New Delhi: Peace and tranquility in the border areas remains the basis for normal relations between India and China, External Affairs Minister Dr S. Jaishankar said on Tuesday, adding that the continuing impasse in Eastern Ladakh will not benefit either country.
He was delivered the keynote address at a conference of the Center for Contemporary China Studies (CCCS) on China’s Foreign Policy and International Relations in the New Era.
“Peace and tranquility in the border areas clearly remains the basis for normal relations. From time to time, this has been mischievously conflated with the sorting out of the boundary question,” he said.
Referring to the ongoing situation in Eastern Ladakh, Dr Jaishankar said the last few years have been a period of serious challenge, both for the relationship and for the prospects of the continent.
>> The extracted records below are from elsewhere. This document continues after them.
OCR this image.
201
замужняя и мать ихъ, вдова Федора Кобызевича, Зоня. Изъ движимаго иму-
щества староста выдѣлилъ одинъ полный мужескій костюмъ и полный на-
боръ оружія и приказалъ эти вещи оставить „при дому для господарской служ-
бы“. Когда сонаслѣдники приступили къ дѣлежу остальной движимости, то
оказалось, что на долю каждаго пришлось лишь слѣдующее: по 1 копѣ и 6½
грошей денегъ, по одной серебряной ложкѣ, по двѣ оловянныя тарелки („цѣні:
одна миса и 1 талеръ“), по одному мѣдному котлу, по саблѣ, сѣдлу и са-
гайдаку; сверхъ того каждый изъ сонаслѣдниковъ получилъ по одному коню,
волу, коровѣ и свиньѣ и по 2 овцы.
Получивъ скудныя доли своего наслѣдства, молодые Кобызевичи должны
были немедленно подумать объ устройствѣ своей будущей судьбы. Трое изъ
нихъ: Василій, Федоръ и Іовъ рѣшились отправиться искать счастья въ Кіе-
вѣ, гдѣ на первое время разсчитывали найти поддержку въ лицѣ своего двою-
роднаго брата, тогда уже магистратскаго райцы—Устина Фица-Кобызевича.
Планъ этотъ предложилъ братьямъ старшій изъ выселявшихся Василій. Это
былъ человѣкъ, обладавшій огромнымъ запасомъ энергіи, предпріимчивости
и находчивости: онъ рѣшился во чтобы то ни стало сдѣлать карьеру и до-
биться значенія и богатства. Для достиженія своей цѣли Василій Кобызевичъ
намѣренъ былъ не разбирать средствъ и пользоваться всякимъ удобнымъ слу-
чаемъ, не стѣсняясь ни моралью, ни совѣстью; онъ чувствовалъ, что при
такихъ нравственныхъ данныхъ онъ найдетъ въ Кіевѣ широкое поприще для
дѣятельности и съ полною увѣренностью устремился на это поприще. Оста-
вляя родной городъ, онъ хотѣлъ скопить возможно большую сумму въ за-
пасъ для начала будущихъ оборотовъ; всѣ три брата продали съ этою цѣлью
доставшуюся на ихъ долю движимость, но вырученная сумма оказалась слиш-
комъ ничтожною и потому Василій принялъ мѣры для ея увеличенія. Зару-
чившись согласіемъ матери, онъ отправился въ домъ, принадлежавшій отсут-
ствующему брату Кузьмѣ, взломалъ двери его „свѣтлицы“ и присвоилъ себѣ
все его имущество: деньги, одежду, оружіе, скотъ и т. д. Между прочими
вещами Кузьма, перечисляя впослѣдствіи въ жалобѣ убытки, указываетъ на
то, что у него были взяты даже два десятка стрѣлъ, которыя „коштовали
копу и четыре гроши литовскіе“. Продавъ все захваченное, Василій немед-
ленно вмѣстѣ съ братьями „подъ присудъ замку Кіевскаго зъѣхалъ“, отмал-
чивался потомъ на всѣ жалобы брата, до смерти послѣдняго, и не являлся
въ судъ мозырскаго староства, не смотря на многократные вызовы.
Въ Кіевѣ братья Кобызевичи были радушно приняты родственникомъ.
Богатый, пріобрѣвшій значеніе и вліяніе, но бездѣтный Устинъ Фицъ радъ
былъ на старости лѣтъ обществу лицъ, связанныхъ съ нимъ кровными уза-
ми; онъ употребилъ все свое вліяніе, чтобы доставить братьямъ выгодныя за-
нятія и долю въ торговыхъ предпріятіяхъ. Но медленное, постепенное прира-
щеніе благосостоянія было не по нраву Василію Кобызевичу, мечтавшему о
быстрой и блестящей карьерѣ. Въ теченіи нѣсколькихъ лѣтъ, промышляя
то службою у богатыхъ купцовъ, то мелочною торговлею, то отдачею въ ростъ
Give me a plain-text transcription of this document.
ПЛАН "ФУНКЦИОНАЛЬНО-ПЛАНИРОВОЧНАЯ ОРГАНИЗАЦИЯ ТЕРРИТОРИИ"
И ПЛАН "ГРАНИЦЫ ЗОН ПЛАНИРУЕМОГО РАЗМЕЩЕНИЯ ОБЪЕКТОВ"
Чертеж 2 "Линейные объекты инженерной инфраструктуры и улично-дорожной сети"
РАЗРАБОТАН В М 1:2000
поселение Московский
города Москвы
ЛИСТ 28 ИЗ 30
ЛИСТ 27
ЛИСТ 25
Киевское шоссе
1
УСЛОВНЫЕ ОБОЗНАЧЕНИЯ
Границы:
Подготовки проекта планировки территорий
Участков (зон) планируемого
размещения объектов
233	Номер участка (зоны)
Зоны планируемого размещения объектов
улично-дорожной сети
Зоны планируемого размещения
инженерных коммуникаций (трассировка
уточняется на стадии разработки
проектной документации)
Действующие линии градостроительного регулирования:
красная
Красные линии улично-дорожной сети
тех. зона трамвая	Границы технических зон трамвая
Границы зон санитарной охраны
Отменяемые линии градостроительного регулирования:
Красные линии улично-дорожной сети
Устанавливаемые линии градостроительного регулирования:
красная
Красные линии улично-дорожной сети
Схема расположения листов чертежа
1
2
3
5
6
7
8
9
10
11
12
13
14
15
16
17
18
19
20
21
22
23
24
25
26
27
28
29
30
“The continuation of the current impasse will not benefit either India or China. New normals of posture will inevitably lead to new normals of responses,” he added.
The Minister said the Indian policy in the past has exhibited a remarkable degree of self-restraint that led to the expectation that others can have a veto over its choices.
“That period, however, is now behind us. The new era is apparently not just for China,” asserted Dr Jaishankar.
The Minister, referring to the Galwan Valley incident, said that establishing a modus vivendi between India and China after 2020 is not easy.
“Yet, it is a task that cannot be set aside. And this can only become sustainable on the basis of three mutuals — mutual respect, mutual sensitivity and mutual interest,” he said.
“It is the willingness to take a long-term view of their ties that the two countries must display today.”